EP++,  released just over a month ago, is Crosses’s second extended play, internet release and is available in a deluxe edition, which features five songs, demo seeds, front and back cover art, a digital booklet and in-studio video. Upon listening to EP++, I immediately noticed a conceptual approach (EP+ has a more disconnected demo feel in between tracks). Instrumentally, this concept is realized by the steady minimalist/lo-fi tonality felt from start to finish. EP++’s feel is also branded by its recurring lyrical themes. There is a beginning, an end and a story in between. The first track appropriately titled “Frontier” has a cinematic onset. The speaker, (which seems to be the same character throughout the record) offers the subject benediction for his/her enigmatic ways as they embark on a journey towards enlightenment. Echoed synth notes accompanied by a slow tempo electric drum riff are then smeared by a high treble latent guitar phrase in this premise’s noir intro. In comes Chino’s crooning vocals that build toward a cathartic refrain of heavy guitar and bass. This would adhere to the typical Alt Rock/Rock Ballad formula if Chino’s voice didn’t ascend into an ethereal whale moan supported by Chris Robyn’s (also of Far) heaving acoustic drumbeat that joins creating an elegantly gritty shoegaze ambience. The other four songs keep up this dreamy sythrock style by maintaining similar instrumental arrangements and tempos at around 90 BPM. Lyrically, the songs continue to depict the speaker’s journey, traversing a range of existential circumstances redolent with Christian iconography while always beckoning an elusive “you.” With each song, the listener enters a climactic situation where the subject is given an ultimatum or offered a choice that promises, solace… enlightenment.
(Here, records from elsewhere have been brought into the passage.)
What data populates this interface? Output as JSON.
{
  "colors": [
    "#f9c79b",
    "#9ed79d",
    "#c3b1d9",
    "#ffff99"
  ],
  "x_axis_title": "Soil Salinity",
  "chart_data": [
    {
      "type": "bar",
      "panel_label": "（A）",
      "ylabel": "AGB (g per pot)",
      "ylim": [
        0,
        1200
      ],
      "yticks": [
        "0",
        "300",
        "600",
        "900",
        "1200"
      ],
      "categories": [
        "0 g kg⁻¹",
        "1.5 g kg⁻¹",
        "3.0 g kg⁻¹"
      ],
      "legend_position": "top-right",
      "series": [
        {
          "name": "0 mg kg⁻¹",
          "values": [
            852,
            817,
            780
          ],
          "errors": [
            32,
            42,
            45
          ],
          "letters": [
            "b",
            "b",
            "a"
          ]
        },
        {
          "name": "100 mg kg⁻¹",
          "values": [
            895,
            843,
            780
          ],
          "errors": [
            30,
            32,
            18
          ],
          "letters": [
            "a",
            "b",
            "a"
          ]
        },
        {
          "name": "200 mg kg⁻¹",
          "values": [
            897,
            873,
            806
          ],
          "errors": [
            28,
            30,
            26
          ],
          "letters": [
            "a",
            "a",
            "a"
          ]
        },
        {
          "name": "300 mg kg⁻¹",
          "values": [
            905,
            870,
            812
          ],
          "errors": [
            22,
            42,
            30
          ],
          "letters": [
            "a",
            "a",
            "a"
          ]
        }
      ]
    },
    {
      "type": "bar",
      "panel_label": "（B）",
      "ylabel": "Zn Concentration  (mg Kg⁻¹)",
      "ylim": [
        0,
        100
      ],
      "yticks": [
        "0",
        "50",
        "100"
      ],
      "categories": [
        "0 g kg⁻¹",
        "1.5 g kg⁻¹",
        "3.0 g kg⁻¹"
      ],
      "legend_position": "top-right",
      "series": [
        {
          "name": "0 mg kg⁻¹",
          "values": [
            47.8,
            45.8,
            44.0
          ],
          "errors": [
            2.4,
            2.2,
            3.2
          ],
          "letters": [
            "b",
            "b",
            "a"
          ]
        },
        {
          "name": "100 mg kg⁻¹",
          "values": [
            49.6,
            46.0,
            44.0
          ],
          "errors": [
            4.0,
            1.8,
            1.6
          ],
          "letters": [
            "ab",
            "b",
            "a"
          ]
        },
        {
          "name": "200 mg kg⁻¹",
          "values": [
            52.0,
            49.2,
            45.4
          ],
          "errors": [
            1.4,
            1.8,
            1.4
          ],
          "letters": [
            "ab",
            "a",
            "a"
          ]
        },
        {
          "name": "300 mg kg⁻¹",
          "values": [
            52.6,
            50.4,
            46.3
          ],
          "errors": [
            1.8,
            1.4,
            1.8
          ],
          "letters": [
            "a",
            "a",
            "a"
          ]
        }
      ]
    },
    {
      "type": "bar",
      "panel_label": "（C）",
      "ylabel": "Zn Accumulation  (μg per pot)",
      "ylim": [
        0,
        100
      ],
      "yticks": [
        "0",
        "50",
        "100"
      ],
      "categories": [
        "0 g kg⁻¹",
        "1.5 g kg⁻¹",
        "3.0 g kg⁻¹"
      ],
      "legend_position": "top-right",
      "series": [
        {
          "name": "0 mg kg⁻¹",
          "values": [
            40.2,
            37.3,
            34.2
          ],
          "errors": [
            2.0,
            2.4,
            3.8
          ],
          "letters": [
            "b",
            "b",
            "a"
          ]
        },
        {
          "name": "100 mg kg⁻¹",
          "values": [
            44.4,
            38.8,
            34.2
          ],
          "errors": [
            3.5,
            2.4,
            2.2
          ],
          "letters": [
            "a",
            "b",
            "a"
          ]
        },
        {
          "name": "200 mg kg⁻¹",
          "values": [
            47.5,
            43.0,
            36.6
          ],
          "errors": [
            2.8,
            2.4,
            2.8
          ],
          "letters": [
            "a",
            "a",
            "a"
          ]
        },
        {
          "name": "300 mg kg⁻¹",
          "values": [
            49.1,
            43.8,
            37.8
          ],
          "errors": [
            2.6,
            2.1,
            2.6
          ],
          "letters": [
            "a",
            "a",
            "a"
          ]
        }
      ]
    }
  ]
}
This cast of veteran musicians (Chino with the Deftones & Team Sleep, Shaun and Chris with Far and contributing Velvet Revolver/Guns N’ Roses bassist Duff McKagan) knowledgeably maneuvers the studio, choreographing striking indie records in a matter of weeks devoid of the “produced in my bedroom” feel that has become synonymous with electronically influenced music. Both EPs have been one-hundred percent produced by the band at their own pace and without interference from record companies.  This independence is important to Chino, who has mentioned that album expectations and marketing generated hype ruined the concept he was aiming for with previous project Team Sleep. For many Deftones fans, Crosses represents a resurgence of Chino’s own creative insights (The electronic basis and mystical themes are also major elements in Team Sleep). Organic and commercial free, the sanctity of Crosses represents a truly artistic expression from all its members and is very much worth cherishing.